Walsh wants to improve on 'disappointing' season
As he embarks on another season in the famous back and amber jersey, Kilkenny defender Tommy Walsh seems as hungry as ever to add to his haul of medals and trophies.
Kilkenny ended last season as Allianz League and All-Ireland SHC champions once again, but missing out on an All-Star award for the first time in his senior inter-county career gnawed at Walsh.
Obviously keen to recapture his best form in 2013, he said: "I wasn't hugely disappointed I didn't get the All-Star. I was hugely disappointed I didn’t play well enough to win one, but I didn’t deserve one last year.
“Any player will tell you, the first thing they look at before you do anything or win anything is your own performance. You want to do well every day you go out.
"You want to train well and this year I’ll be hoping I’ll be able to pick it up again because it was disappointing I didn’t hurl terrifically well last year.
“Once or twice maybe I did, but other than that, it wasn’t that I was hurling badly, I just didn’t feel I was hurling well.
“But the be-all and end-all is why it’s a team sport. Other lads performed well and there were enough Kilkenny lads doing it to win. It’s hard to put your finger on it. I’d be trying different things during the year but things didn’t work out.”
The influential wing back, who won nine All-Stars between 2003 and 2011, will face familiar opponents when Kilkenny begin their Division 1A campaign away to Galway next Sunday.
The counties clashed on three occasions in last summer's Championship with the Tribesmen famously winning the Leinster title for the first time, beating Kilkenny by 10 points in the process, and Walsh and company gaining revenge in an All-Ireland final replay.
The 29-year-old said that Brian Cody's men are on guard to avoid a repeat of that nightmare provincial final display this year, and are determined to show it was a one-off result.
“We had always prided ourselves on the fact that no matter who we were playing, we got our own heads right and never took anyone for granted," added Walsh.
“That Leinster final brought us back down to earth.

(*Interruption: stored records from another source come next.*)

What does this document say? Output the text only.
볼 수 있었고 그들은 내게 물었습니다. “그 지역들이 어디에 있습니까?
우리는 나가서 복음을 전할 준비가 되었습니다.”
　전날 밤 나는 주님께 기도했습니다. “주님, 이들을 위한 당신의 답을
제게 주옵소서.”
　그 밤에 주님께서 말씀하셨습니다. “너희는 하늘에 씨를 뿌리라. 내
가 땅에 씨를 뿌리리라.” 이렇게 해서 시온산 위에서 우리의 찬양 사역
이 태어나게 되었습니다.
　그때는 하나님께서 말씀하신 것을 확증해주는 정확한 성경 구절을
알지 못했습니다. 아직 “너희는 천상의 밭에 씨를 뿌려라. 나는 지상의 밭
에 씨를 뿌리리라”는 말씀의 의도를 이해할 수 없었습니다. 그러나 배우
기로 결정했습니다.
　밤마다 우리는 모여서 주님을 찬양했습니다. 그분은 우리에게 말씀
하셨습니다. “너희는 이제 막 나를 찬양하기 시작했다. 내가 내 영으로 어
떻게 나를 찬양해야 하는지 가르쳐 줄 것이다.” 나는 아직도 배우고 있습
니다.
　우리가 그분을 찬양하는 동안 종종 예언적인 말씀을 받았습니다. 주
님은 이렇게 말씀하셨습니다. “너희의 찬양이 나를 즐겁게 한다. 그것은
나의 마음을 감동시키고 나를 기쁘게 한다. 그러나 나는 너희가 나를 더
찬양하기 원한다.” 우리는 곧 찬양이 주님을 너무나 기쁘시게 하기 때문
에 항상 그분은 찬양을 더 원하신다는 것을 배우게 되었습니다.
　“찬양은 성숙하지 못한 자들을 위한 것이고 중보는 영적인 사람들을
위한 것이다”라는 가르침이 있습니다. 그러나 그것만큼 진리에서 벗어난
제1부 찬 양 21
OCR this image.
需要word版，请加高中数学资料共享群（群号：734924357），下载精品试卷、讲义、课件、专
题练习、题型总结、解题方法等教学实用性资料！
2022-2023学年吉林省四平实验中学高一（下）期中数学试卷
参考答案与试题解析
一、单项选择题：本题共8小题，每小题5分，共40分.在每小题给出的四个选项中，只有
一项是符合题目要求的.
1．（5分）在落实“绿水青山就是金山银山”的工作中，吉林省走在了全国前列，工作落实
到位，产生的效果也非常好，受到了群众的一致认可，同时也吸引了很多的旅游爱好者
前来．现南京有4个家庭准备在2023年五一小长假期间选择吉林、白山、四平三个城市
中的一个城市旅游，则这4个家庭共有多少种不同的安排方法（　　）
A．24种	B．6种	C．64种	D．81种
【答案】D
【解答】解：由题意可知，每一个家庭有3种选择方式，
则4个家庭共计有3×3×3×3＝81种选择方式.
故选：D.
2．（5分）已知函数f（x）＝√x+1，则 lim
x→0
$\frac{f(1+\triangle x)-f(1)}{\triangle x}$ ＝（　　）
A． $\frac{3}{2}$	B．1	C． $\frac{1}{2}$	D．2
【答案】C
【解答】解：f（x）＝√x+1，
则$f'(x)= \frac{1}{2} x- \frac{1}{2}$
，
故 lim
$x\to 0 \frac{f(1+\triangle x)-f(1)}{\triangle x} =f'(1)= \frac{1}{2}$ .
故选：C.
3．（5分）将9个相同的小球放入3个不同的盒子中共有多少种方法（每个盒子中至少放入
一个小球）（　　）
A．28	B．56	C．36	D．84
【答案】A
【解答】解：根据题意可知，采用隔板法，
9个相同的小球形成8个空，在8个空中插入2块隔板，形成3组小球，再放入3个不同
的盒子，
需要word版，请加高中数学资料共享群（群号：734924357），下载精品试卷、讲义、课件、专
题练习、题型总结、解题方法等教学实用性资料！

We were after winning a good few All-Irelands, but you can still be beaten and can’t take any team for granted.
“Hopefully this year it will serve as a lesson, whether it is Galway, Dublin, Offaly or whoever...anyone can beat us if we’re not right.”
Walsh was back in competitive action last Sunday, playing for Leinster in their M Donnelly Interprovincial Hurling semi-final defeat to an all-Galway Connacht side.
Although the result did not go Leinster's way, the game whetted Walsh's appetite for more and he clearly relishes the regularity of matches that the Allianz League brings - five group matches in six weeks before the semi-finals and final.
“This is my favourite time of year because you are playing. Once the first match started last Sunday with Leinster, we’ll be playing nearly every week probably for seven or eight weeks.
"That’s my favourite time of year. You do a bit of training during the week and a match at the weekend. Because our division is so small there are usually big crowds and they are always against big rivals like Waterford, Tipp or Galway.
“So they’re huge matches. You’re so fresh from the winter of doing nothing that you are really hungry. We are just lucky enough we’ve had the players to win the things we have tried to win.
“This year will be no different. We will be going gung-ho to try to win. We have Galway first and they gave us a lot of problems last year.”